The RPC Group, based in the UK and Europe’s largest plastic packaging business giant, is expected to receive yet another acquisition offer. Berry Global Group, a United States-based fortune 500 manufacturer and marketer of plastic packaging products worldwide with over 131 facilities across the globe, has announced plans to extend a cash proposal to RPC and requested due diligence information from the company.

The announcement came in when RPC closed the discussion one week ago with Apollo Global Management, the American private equity firm, following which the RPC group declared that it was planning to accept the GBp 3.3-billion acquisition offer from Apollo after prolonged negotiation.

Apollo’s bid remains resolute with no scope of competitive adjustment in face of Berry Global’s offer. The company terminated the deal, not yet locked, under which all the shareholders of RPC would receive 782 pence cash for every share they own, an increase of about 15.6% relative to the packaging Group’s closing price of 683.6 pence as at September 7, 2018, the last day before they confirmed the terms of the acquisition.

The recommendation had sparked a lot of commotion and counter arguments from the investors who perceived the deal as unfair and undervalued.

With confidence in RPC’s past record of delivering attractive dividends, major investors like Royal London Asset Management, the UK-based investment management company voiced against the share price offer from Apollo, recommended to all the shareholders.

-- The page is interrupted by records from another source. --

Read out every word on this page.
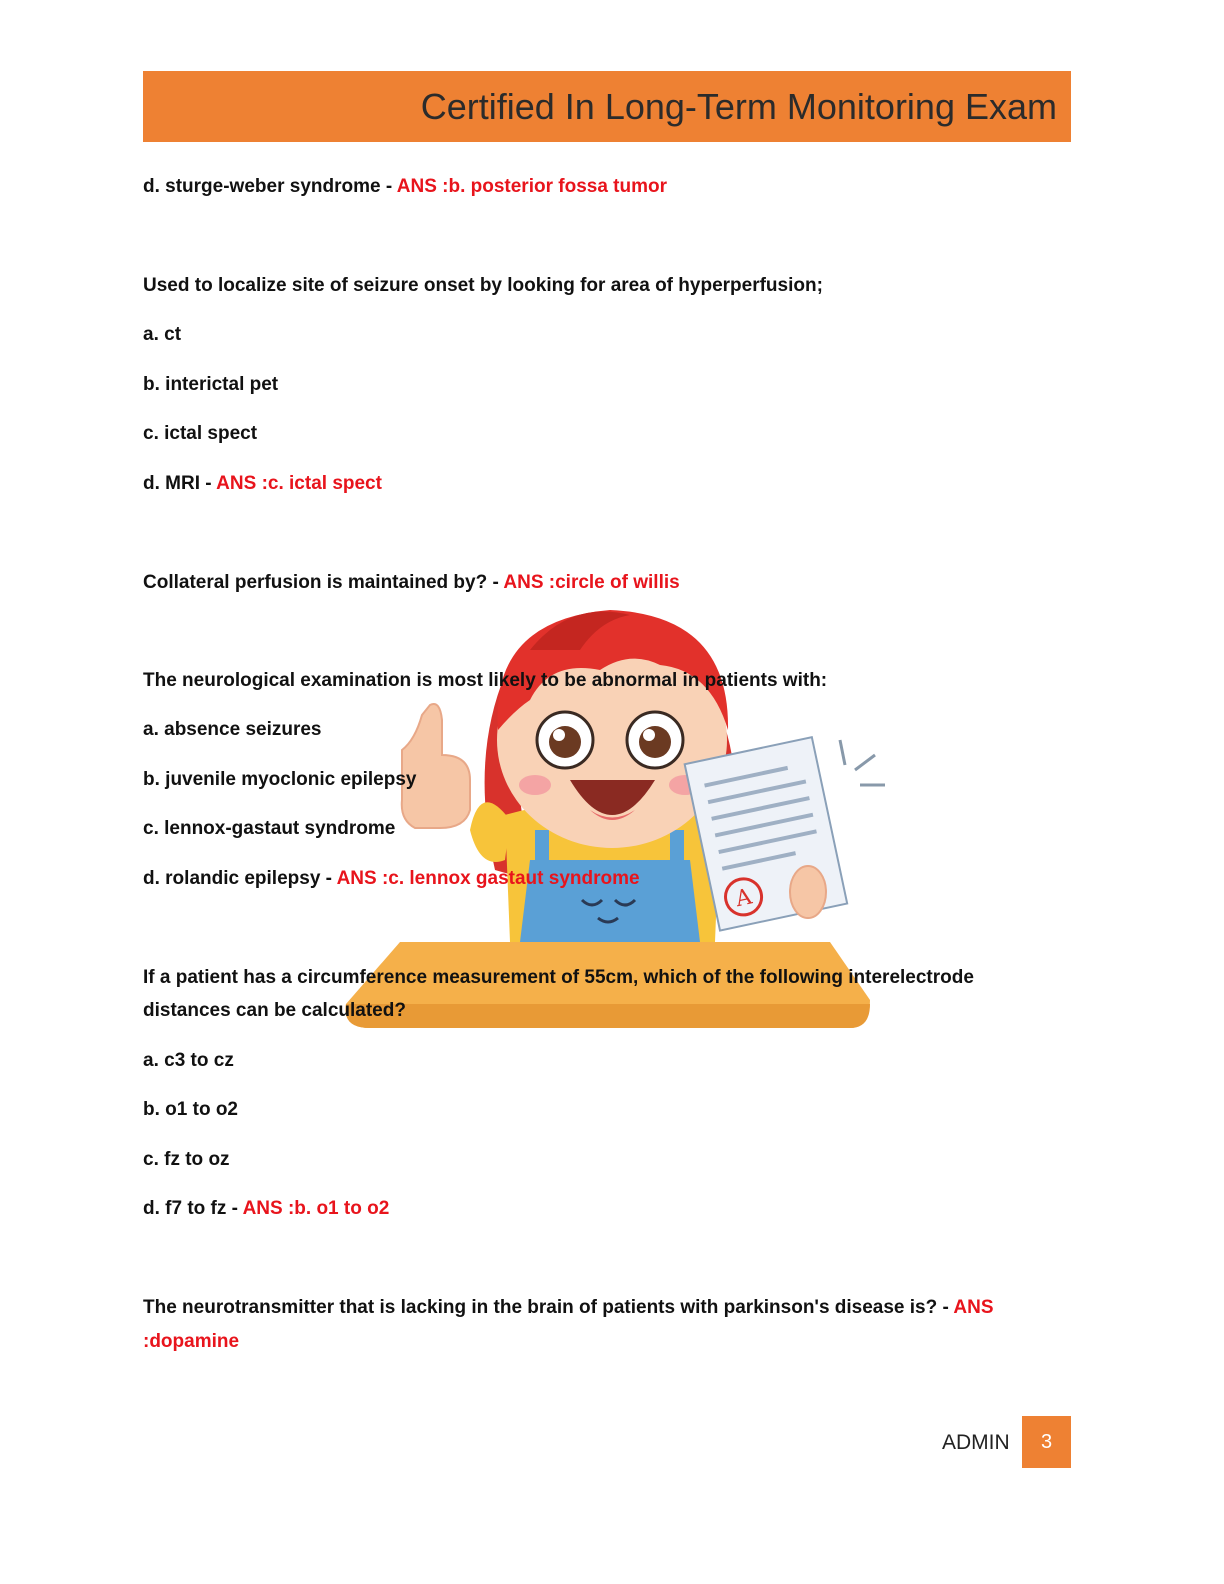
Certified In Long-Term Monitoring Exam
A
d. sturge-weber syndrome - ANS :b. posterior fossa tumor
Used to localize site of seizure onset by looking for area of hyperperfusion;
a. ct
b. interictal pet
c. ictal spect
d. MRI - ANS :c. ictal spect
Collateral perfusion is maintained by? - ANS :circle of willis
The neurological examination is most likely to be abnormal in patients with:
a. absence seizures
b. juvenile myoclonic epilepsy
c. lennox-gastaut syndrome
d. rolandic epilepsy - ANS :c. lennox gastaut syndrome
If a patient has a circumference measurement of 55cm, which of the following interelectrode
distances can be calculated?
a. c3 to cz
b. o1 to o2
c. fz to oz
d. f7 to fz - ANS :b. o1 to o2
The neurotransmitter that is lacking in the brain of patients with parkinson's disease is? - ANS
:dopamine
ADMIN	3
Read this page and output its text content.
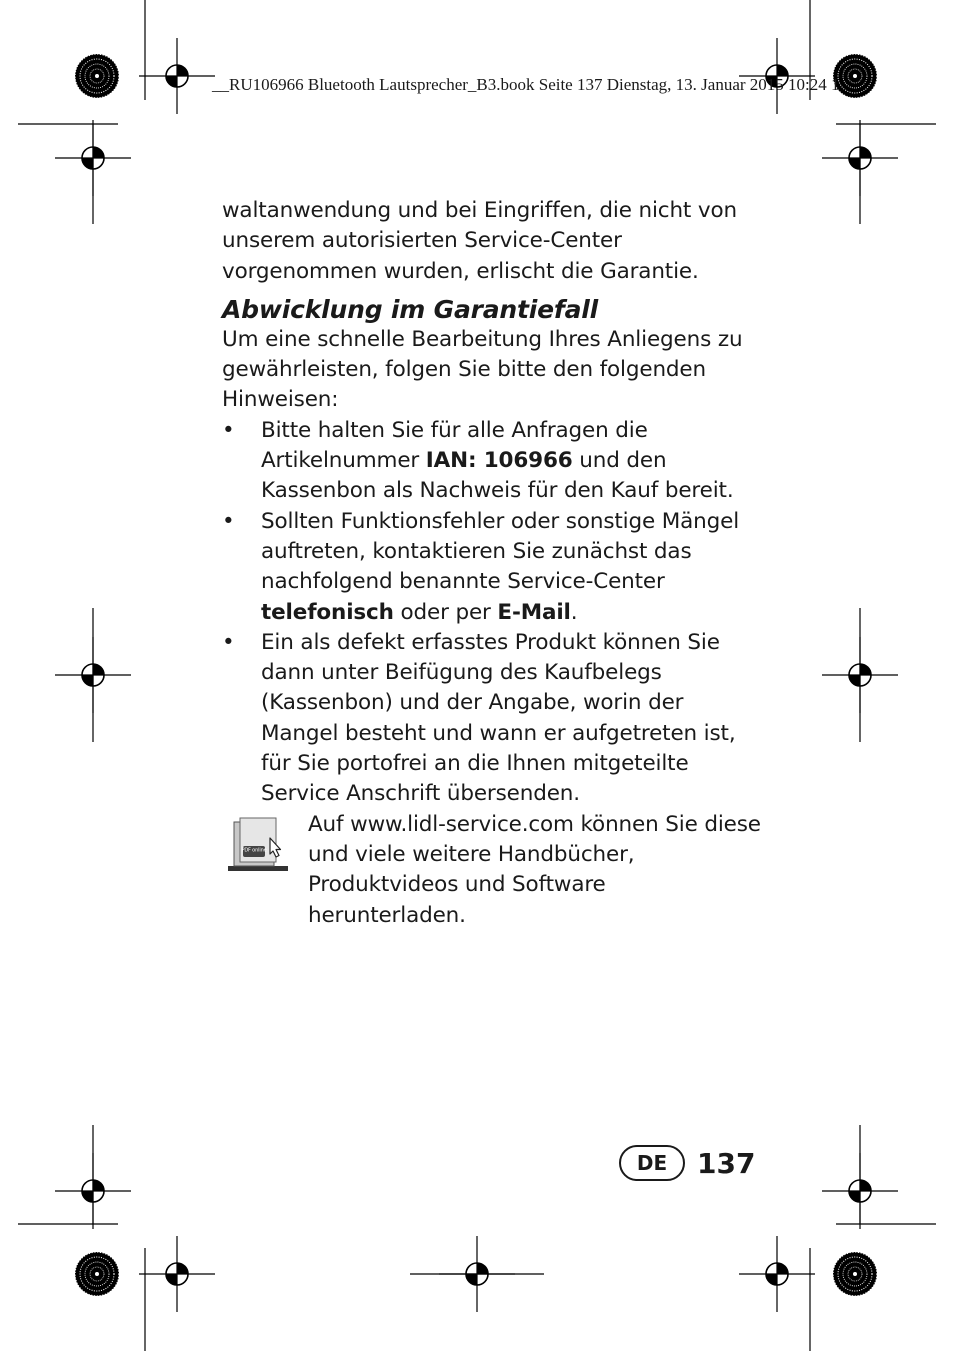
__RU106966 Bluetooth Lautsprecher_B3.book Seite 137 Dienstag, 13. Januar 2015 10:24 1

waltanwendung und bei Eingriffen, die nicht von unserem autorisierten Service-Center vorgenommen wurden, erlischt die Garantie.

Abwicklung im Garantiefall

Um eine schnelle Bearbeitung Ihres Anliegens zu gewährleisten, folgen Sie bitte den folgenden Hinweisen:

• Bitte halten Sie für alle Anfragen die Artikelnummer IAN: 106966 und den Kassenbon als Nachweis für den Kauf bereit.
• Sollten Funktionsfehler oder sonstige Mängel auftreten, kontaktieren Sie zunächst das nachfolgend benannte Service-Center telefonisch oder per E-Mail.
• Ein als defekt erfasstes Produkt können Sie dann unter Beifügung des Kaufbelegs (Kassenbon) und der Angabe, worin der Mangel besteht und wann er aufgetreten ist, für Sie portofrei an die Ihnen mitgeteilte Service Anschrift übersenden.
PDF online
Auf www.lidl-service.com können Sie diese und viele weitere Handbücher, Produktvideos und Software herunterladen.
DE 137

Royal London holds over 1% stake in the company, and is amongst RPC’s top 20 investors and quite in favour of the potential rival offer.  Adding to the stance, Aviva Investors, another asset management company and shareholder in RPC, also expressed its disapproval towards the former offer and calls it an unfair value to the investors in the business. All the investors have been anticipating the takeover to be undertaken at a premium of at least 30% to the company’s undisturbed share price.

As of now, Evansville, Indiana-based Berry Group has not yet confirmed the offer and is amidst consultations from its advisors. On the other side, RPC has announced that it will take up Berry’s request for information in line with its “takeover code” which emphasises on delivering best value to the shareholders.

Berry Global, with a market cap of USD6.3 billion, is in fact a competitor to RPC and thus a future acquisition would increase the scope of its market synergies to explore. According to its quarterly report for 1Q 19, the company posted a 9% increase in its net sales at USD2.1 billion compared to the prior corresponding quarter in 2017.

On February 01, 2019, Berry Global Group Inc (BERY) shares last traded at USD48.26, down by 1.94% on the New York Stock Exchange. Meanwhile, RPC Group’s (RPC) FTSE 250 London Stock Exchange-listed shares were trading at GBp 793.02, down by 0.25% indicating an intra-day fall of GBp P1.98.

With the RPC’s current stock performance, it was only unlikely that RPC’s management would have agreed to Apollo’s proposition. Thus, Berry Global can take advantage of the opportunity.